The Structure of Planetary Period Oscillations in Saturn's Equatorial Magnetosphere: Results from the Cassini Mission

TL;DR

This study analyzes the spatial structure of Saturn's planetary period magnetic field oscillations using Cassini data, revealing asymmetries and current patterns in the planet's equatorial magnetosphere.

Contribution

It extends previous analyses by incorporating comprehensive Cassini data to map the amplitude and phase of magnetic oscillations across Saturn's equatorial plane, highlighting new spatial variations.

Findings

Identified dawn-dusk and day-night asymmetries in magnetic field oscillations.

Discovered that the structure of rotating currents is simpler than previously thought.
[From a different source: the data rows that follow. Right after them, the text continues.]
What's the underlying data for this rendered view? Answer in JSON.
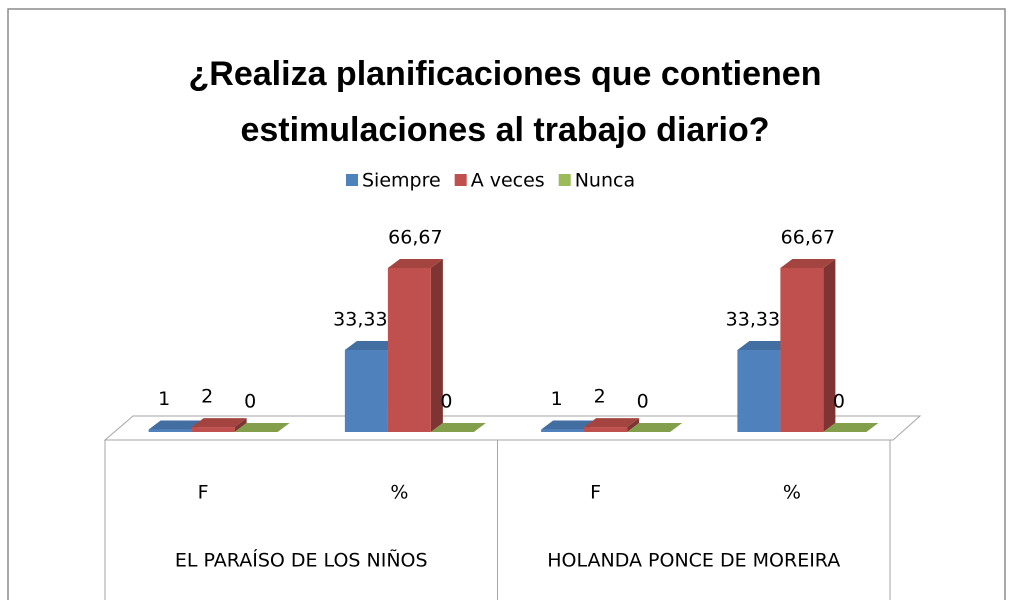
{
  "chart_data": {
    "type": "bar3d",
    "title": [
      "¿Realiza planificaciones que contienen",
      "estimulaciones al trabajo diario?"
    ],
    "categories": [
      "F",
      "%",
      "F",
      "%"
    ],
    "groups": [
      "EL PARAÍSO DE LOS NIÑOS",
      "HOLANDA PONCE DE MOREIRA"
    ],
    "series": [
      {
        "name": "Siempre",
        "color": "#4f81bd",
        "values": [
          1,
          33.33,
          1,
          33.33
        ],
        "value_labels": [
          "1",
          "33,33",
          "1",
          "33,33"
        ]
      },
      {
        "name": "A veces",
        "color": "#c0504d",
        "values": [
          2,
          66.67,
          2,
          66.67
        ],
        "value_labels": [
          "2",
          "66,67",
          "2",
          "66,67"
        ]
      },
      {
        "name": "Nunca",
        "color": "#9bbb59",
        "values": [
          0,
          0,
          0,
          0
        ],
        "value_labels": [
          "0",
          "0",
          "0",
          "0"
        ]
      }
    ],
    "legend": "top"
  }
}
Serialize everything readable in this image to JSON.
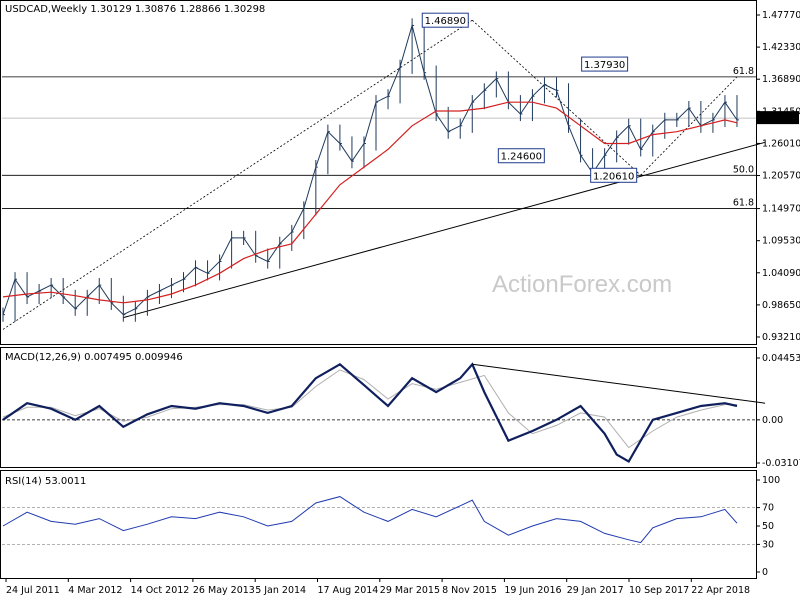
{
  "chart_data": {
    "type": "line",
    "symbol": "USDCAD",
    "timeframe": "Weekly",
    "header_text": "USDCAD,Weekly  1.30129 1.30876 1.28866 1.30298",
    "ohlc": {
      "open": 1.30129,
      "high": 1.30876,
      "low": 1.28866,
      "close": 1.30298
    },
    "last_price_label": "1.30298",
    "watermark": "ActionForex.com",
    "x_axis_labels": [
      "24 Jul 2011",
      "4 Mar 2012",
      "14 Oct 2012",
      "26 May 2013",
      "5 Jan 2014",
      "17 Aug 2014",
      "29 Mar 2015",
      "8 Nov 2015",
      "19 Jun 2016",
      "29 Jan 2017",
      "10 Sep 2017",
      "22 Apr 2018"
    ],
    "price_panel": {
      "y_ticks": [
        "1.47770",
        "1.42330",
        "1.36890",
        "1.31450",
        "1.26010",
        "1.20570",
        "1.14970",
        "1.09530",
        "1.04090",
        "0.98650",
        "0.93210"
      ],
      "ylim": [
        0.9321,
        1.4777
      ],
      "series": [
        {
          "style": "price",
          "x": [
            0,
            6,
            12,
            18,
            24,
            30,
            36,
            42,
            48,
            54,
            60,
            66,
            72,
            78,
            84,
            90,
            96,
            102,
            108,
            114,
            120,
            126,
            132,
            138,
            144,
            150,
            156,
            162,
            168,
            174,
            180,
            186,
            192,
            198,
            204,
            210,
            216,
            222,
            228,
            234,
            240,
            246,
            252,
            258,
            264,
            270,
            276,
            282,
            288,
            294,
            300,
            306,
            312,
            318,
            324,
            330,
            336,
            342,
            348,
            354,
            360,
            366
          ],
          "y": [
            0.97,
            1.03,
            1.0,
            1.01,
            1.02,
            1.0,
            0.98,
            1.0,
            1.02,
            0.99,
            0.97,
            0.98,
            1.0,
            1.01,
            1.02,
            1.03,
            1.05,
            1.04,
            1.06,
            1.1,
            1.1,
            1.07,
            1.06,
            1.09,
            1.11,
            1.15,
            1.22,
            1.28,
            1.26,
            1.23,
            1.26,
            1.33,
            1.34,
            1.39,
            1.46,
            1.38,
            1.31,
            1.28,
            1.29,
            1.33,
            1.35,
            1.37,
            1.33,
            1.31,
            1.34,
            1.36,
            1.35,
            1.29,
            1.24,
            1.21,
            1.24,
            1.27,
            1.29,
            1.25,
            1.28,
            1.3,
            1.3,
            1.32,
            1.29,
            1.3,
            1.33,
            1.3
          ]
        },
        {
          "style": "ma",
          "x": [
            0,
            12,
            24,
            36,
            48,
            60,
            72,
            84,
            96,
            108,
            120,
            132,
            144,
            156,
            168,
            180,
            192,
            204,
            216,
            228,
            240,
            252,
            264,
            276,
            288,
            300,
            312,
            324,
            336,
            348,
            360,
            366
          ],
          "y": [
            1.0,
            1.005,
            1.008,
            1.002,
            0.995,
            0.99,
            0.995,
            1.005,
            1.02,
            1.04,
            1.065,
            1.08,
            1.09,
            1.14,
            1.19,
            1.22,
            1.25,
            1.29,
            1.315,
            1.315,
            1.32,
            1.33,
            1.33,
            1.32,
            1.29,
            1.26,
            1.26,
            1.275,
            1.28,
            1.29,
            1.3,
            1.295
          ]
        }
      ],
      "levels": [
        {
          "label": "61.8",
          "value": 1.3729
        },
        {
          "label": "50.0",
          "value": 1.2061
        },
        {
          "label": "61.8",
          "value": 1.1497
        }
      ],
      "annotations": [
        {
          "text": "1.46890",
          "x": 234,
          "y": 1.4689
        },
        {
          "text": "1.37930",
          "x": 300,
          "y": 1.3793
        },
        {
          "text": "1.24600",
          "x": 246,
          "y": 1.246
        },
        {
          "text": "1.20610",
          "x": 310,
          "y": 1.2061
        }
      ],
      "trendlines": [
        {
          "style": "dotted",
          "x": [
            0,
            234
          ],
          "y": [
            0.945,
            1.4689
          ]
        },
        {
          "style": "dotted",
          "x": [
            234,
            318
          ],
          "y": [
            1.4689,
            1.2061
          ]
        },
        {
          "style": "dotted",
          "x": [
            318,
            366
          ],
          "y": [
            1.2061,
            1.3729
          ]
        },
        {
          "style": "solid",
          "x": [
            60,
            380
          ],
          "y": [
            0.965,
            1.262
          ]
        }
      ]
    },
    "macd_panel": {
      "label": "MACD(12,26,9) 0.007495 0.009946",
      "y_ticks": [
        "0.044534",
        "0.00",
        "-0.031072"
      ],
      "ylim": [
        -0.031072,
        0.044534
      ],
      "series": [
        {
          "style": "macd",
          "x": [
            0,
            12,
            24,
            36,
            48,
            60,
            72,
            84,
            96,
            108,
            120,
            132,
            144,
            156,
            168,
            180,
            192,
            204,
            216,
            228,
            234,
            240,
            252,
            264,
            276,
            288,
            300,
            306,
            312,
            318,
            324,
            336,
            348,
            360,
            366
          ],
          "y": [
            0.0,
            0.012,
            0.008,
            0.0,
            0.01,
            -0.005,
            0.004,
            0.01,
            0.008,
            0.012,
            0.01,
            0.005,
            0.01,
            0.03,
            0.04,
            0.025,
            0.01,
            0.03,
            0.02,
            0.03,
            0.04,
            0.02,
            -0.015,
            -0.008,
            0.0,
            0.01,
            -0.01,
            -0.025,
            -0.03,
            -0.015,
            0.0,
            0.005,
            0.01,
            0.012,
            0.01
          ]
        },
        {
          "style": "signal",
          "x": [
            0,
            12,
            24,
            36,
            48,
            60,
            72,
            84,
            96,
            108,
            120,
            132,
            144,
            156,
            168,
            180,
            192,
            204,
            216,
            228,
            240,
            252,
            264,
            276,
            288,
            300,
            312,
            324,
            336,
            348,
            360,
            366
          ],
          "y": [
            0.002,
            0.009,
            0.009,
            0.003,
            0.008,
            -0.001,
            0.002,
            0.008,
            0.009,
            0.011,
            0.011,
            0.007,
            0.009,
            0.024,
            0.036,
            0.029,
            0.015,
            0.026,
            0.022,
            0.027,
            0.032,
            0.005,
            -0.01,
            -0.004,
            0.005,
            0.002,
            -0.02,
            -0.008,
            0.002,
            0.007,
            0.011,
            0.011
          ]
        }
      ],
      "trendline": {
        "x": [
          234,
          380
        ],
        "y": [
          0.04,
          0.012
        ]
      }
    },
    "rsi_panel": {
      "label": "RSI(14) 53.0011",
      "y_ticks": [
        "100",
        "70",
        "50",
        "30",
        "0"
      ],
      "levels": [
        70,
        30
      ],
      "ylim": [
        0,
        100
      ],
      "series": [
        {
          "style": "rsi",
          "x": [
            0,
            12,
            24,
            36,
            48,
            60,
            72,
            84,
            96,
            108,
            120,
            132,
            144,
            156,
            168,
            180,
            192,
            204,
            216,
            228,
            234,
            240,
            252,
            264,
            276,
            288,
            300,
            312,
            318,
            324,
            336,
            348,
            360,
            366
          ],
          "y": [
            50,
            65,
            55,
            52,
            58,
            45,
            52,
            60,
            58,
            65,
            60,
            50,
            55,
            75,
            82,
            65,
            55,
            68,
            60,
            72,
            78,
            55,
            40,
            50,
            58,
            55,
            42,
            35,
            32,
            48,
            58,
            60,
            68,
            53
          ]
        }
      ]
    }
  }
}
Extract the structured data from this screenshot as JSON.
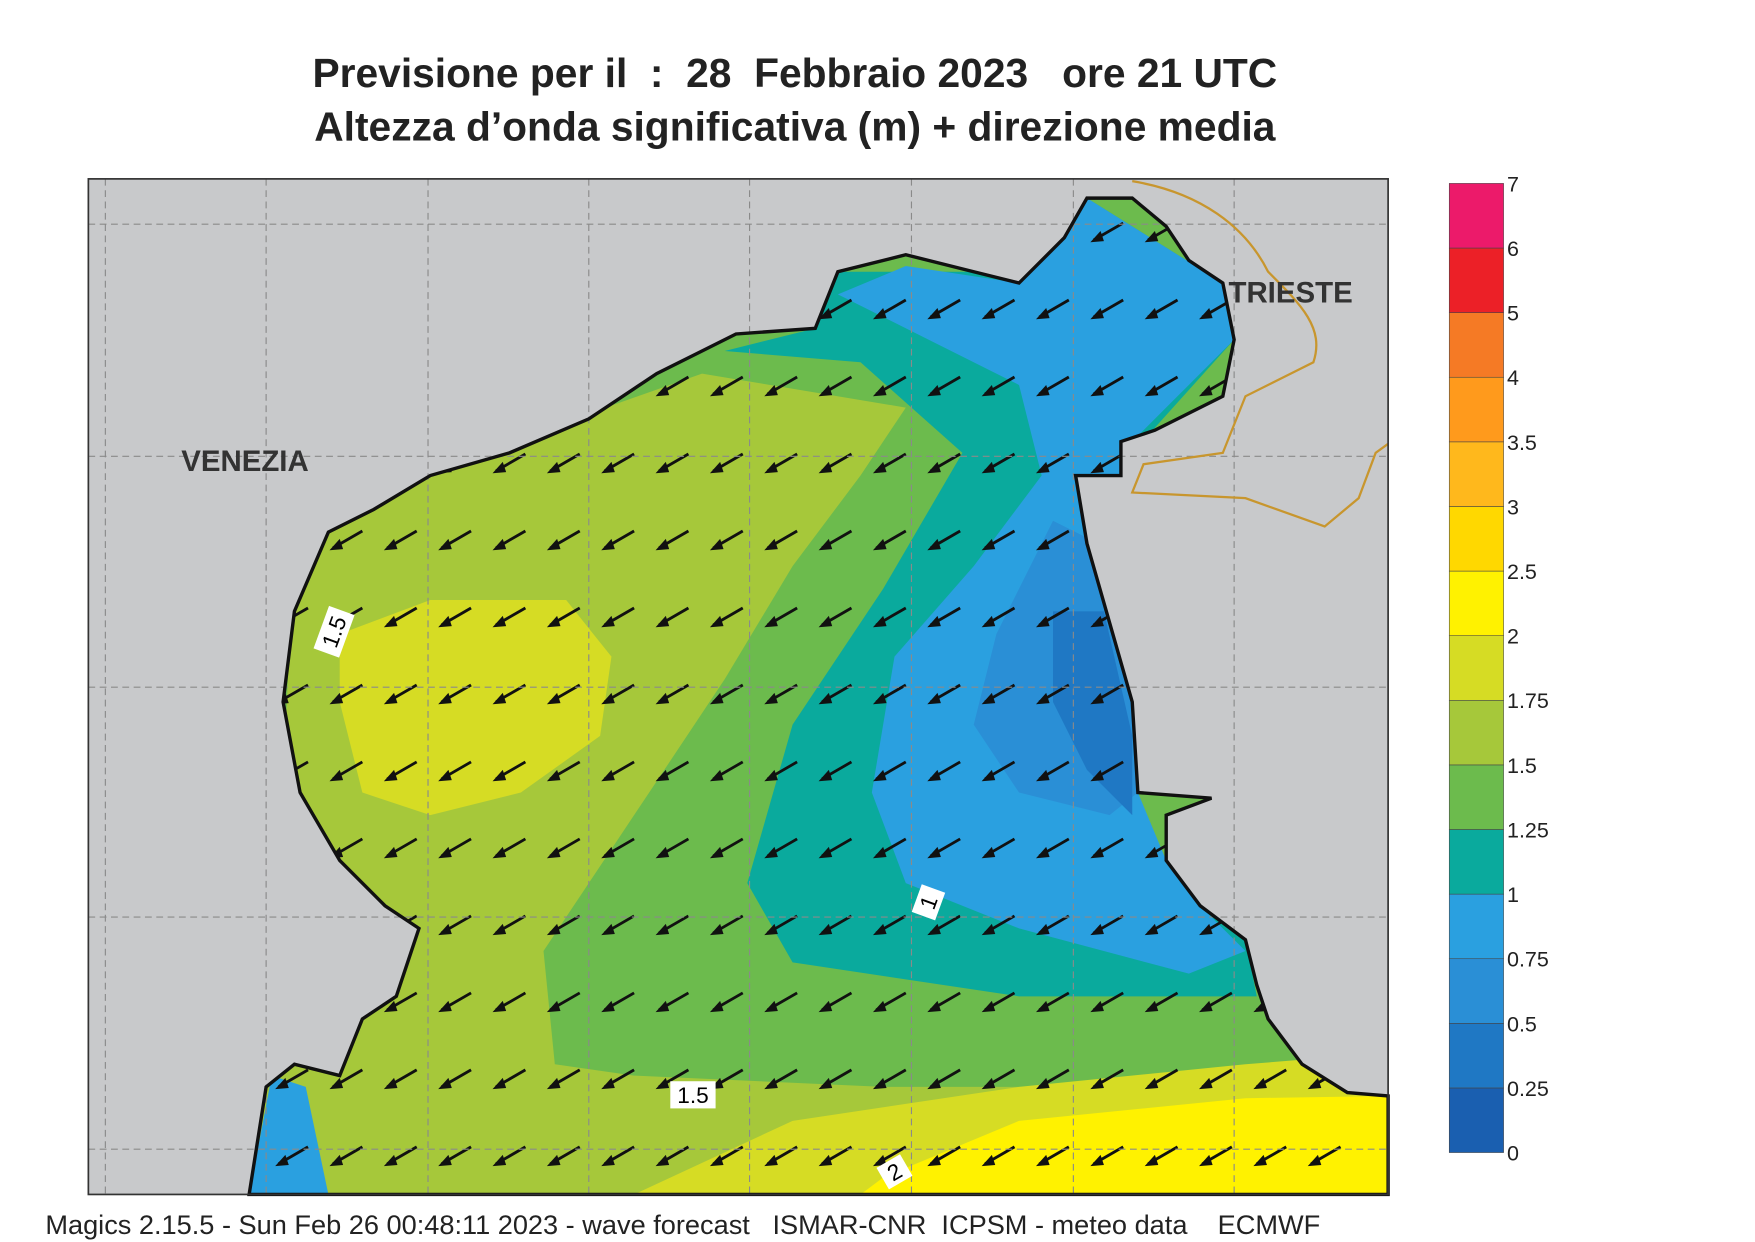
{
  "header": {
    "title": "Previsione per il  :  28  Febbraio 2023   ore 21 UTC",
    "subtitle": "Altezza d’onda significativa (m) + direzione media"
  },
  "map": {
    "places": [
      "VENEZIA",
      "TRIESTE"
    ],
    "contour_labels": [
      "1.5",
      "1",
      "1.5",
      "2"
    ]
  },
  "legend": {
    "levels": [
      "0",
      "0.25",
      "0.5",
      "0.75",
      "1",
      "1.25",
      "1.5",
      "1.75",
      "2",
      "2.5",
      "3",
      "3.5",
      "4",
      "5",
      "6",
      "7"
    ],
    "colors": [
      "#1a5fb0",
      "#1f78c4",
      "#2a8fd6",
      "#2aa0e0",
      "#0aaa9d",
      "#6cbb4d",
      "#a6c83a",
      "#d6dc24",
      "#fff200",
      "#ffd800",
      "#ffb81c",
      "#ff9a1c",
      "#f57a25",
      "#ec2027",
      "#ec1a6a"
    ]
  },
  "footer": "Magics 2.15.5 - Sun Feb 26 00:48:11 2023 - wave forecast   ISMAR-CNR  ICPSM - meteo data    ECMWF"
}
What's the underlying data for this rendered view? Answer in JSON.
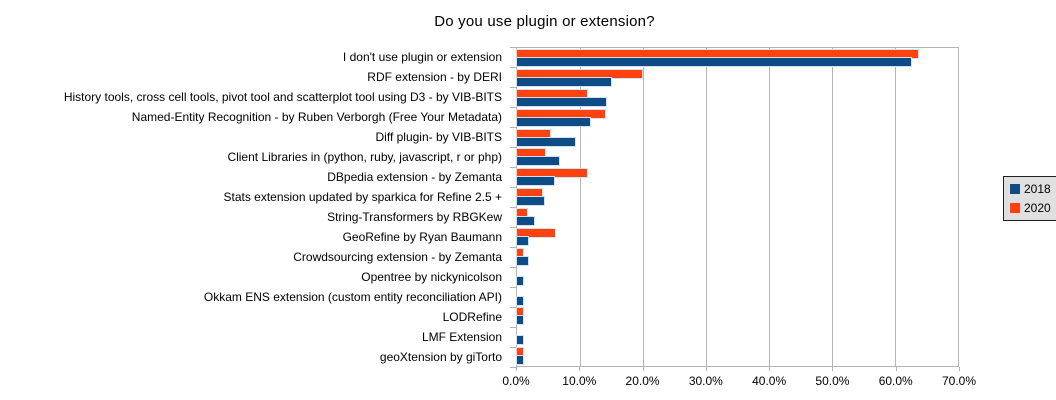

Linked enhanced nightside fields to periodic vertical motions of the magnetotail current sheet.

Abstract

Saturn's magnetospheric magnetic field, planetary radio emissions, plasma populations and magnetospheric structure are all known to be modulated at periods close to the assumed rotation period of the planetary interior. These oscillations are readily apparent despite the high degree of axi-symmetry in the internally produced magnetic field of the planet, and have different rotation periods in the northern and southern hemispheres. In this paper we study the spatial structure of (near-) planetary period magnetic field oscillations in Saturn's equatorial magnetosphere. Extending previous analyses of these phenomena, we include all suitable data from the entire Cassini mission during its orbital tour of the planet, so as to be able to quantify both the amplitude and phase of these field oscillations throughout Saturn's equatorial plane, to distances of 30 planetary radii. We study the structure of these field oscillations in view of both independently rotating northern and southern systems, finding spatial variations in both magnetic fields and inferred currents flowing north-south that are common to both systems. With the greatly expanded coverage of the equatorial plane achieved during the latter years of the mission, we are able to present a complete survey of dawn-dusk and day-night asymmetries in the structure of the oscillating fields and currents. We show that the general structure of the rotating currents is simpler than previously reported, and that the relatively enhanced nightside equatorial fields and currents are due in part to related periodic vertical motion of Saturn's magnetotail current sheet.